# NHL to Launch Digital Net



## John Corn (Mar 21, 2002)

The National Hockey League will launch a digital network later this year on both U.S. cable and satellite systems as part of renewed carriage agreements for its 'NHL Center Ice' out-of-market package.

Both In Demand L.L.C. and DirecTV Inc. will distribute The NHL Channel, a joint venture between the league and Canadian-based telecommunications companies The Sports Network Inc. and Insight Sports.

While the network airs 24 hours a day in Canada, where it was launched earlier this year, it will run on a more limited basis in the United States, In Demand and DirecTV executives said.

Click Here For Full Story


----------



## Steve Mehs (Mar 21, 2002)

I heard about this channel when it first came out, I wish it wouldnt be included in CI, that way E* could add it.


----------



## Ryan (Apr 24, 2002)

I'm sure if E wanted it, the NHL wouldn't say "No, you can't have it." But I doubt E would want to add it.

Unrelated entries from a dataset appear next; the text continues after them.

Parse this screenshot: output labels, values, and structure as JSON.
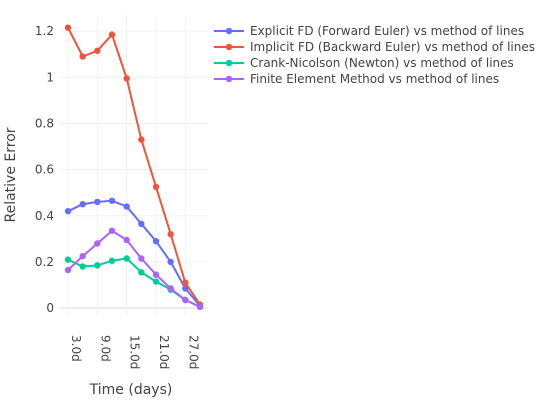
{
  "chart_data": {
    "type": "line",
    "title": "",
    "xlabel": "Time (days)",
    "ylabel": "Relative Error",
    "x": [
      3,
      6,
      9,
      12,
      15,
      18,
      21,
      24,
      27,
      30
    ],
    "x_tick_values": [
      3,
      9,
      15,
      21,
      27
    ],
    "x_tick_labels": [
      "3.0d",
      "9.0d",
      "15.0d",
      "21.0d",
      "27.0d"
    ],
    "xlim": [
      3,
      30
    ],
    "y_tick_values": [
      0,
      0.2,
      0.4,
      0.6,
      0.8,
      1,
      1.2
    ],
    "y_tick_labels": [
      "0",
      "0.2",
      "0.4",
      "0.6",
      "0.8",
      "1",
      "1.2"
    ],
    "ylim": [
      -0.03,
      1.27
    ],
    "grid": true,
    "legend_position": "top-right",
    "series": [
      {
        "name": "Explicit FD (Forward Euler) vs method of lines",
        "color": "#636EFA",
        "values": [
          0.42,
          0.45,
          0.46,
          0.465,
          0.44,
          0.365,
          0.29,
          0.2,
          0.085,
          0.01
        ]
      },
      {
        "name": "Implicit FD (Backward Euler) vs method of lines",
        "color": "#EF553B",
        "values": [
          1.215,
          1.09,
          1.115,
          1.185,
          0.995,
          0.73,
          0.525,
          0.32,
          0.11,
          0.015
        ]
      },
      {
        "name": "Crank-Nicolson (Newton) vs method of lines",
        "color": "#00CC96",
        "values": [
          0.21,
          0.18,
          0.185,
          0.205,
          0.215,
          0.155,
          0.115,
          0.08,
          0.035,
          0.005
        ]
      },
      {
        "name": "Finite Element Method vs method of lines",
        "color": "#AB63FA",
        "values": [
          0.165,
          0.225,
          0.28,
          0.335,
          0.295,
          0.215,
          0.145,
          0.085,
          0.035,
          0.005
        ]
      }
    ]
  }
}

I read somewhere that it will be on DirecTV for both Center Ice subs and Sports Pack subs, like the NBA.com channel.


----------



## Tanic (Apr 23, 2002)

> _Originally posted by Steve Mehs _
> *I heard about this channel when it first came out, I wish it wouldnt be included in CI, that way E* could add it. *


The NHL Network on Bell Express Vu is part of the More Sports Package. It is completely separate from NHL Centre Ice. They also sell it as an a-la-carte channel for about 2 bucks a month (US).


----------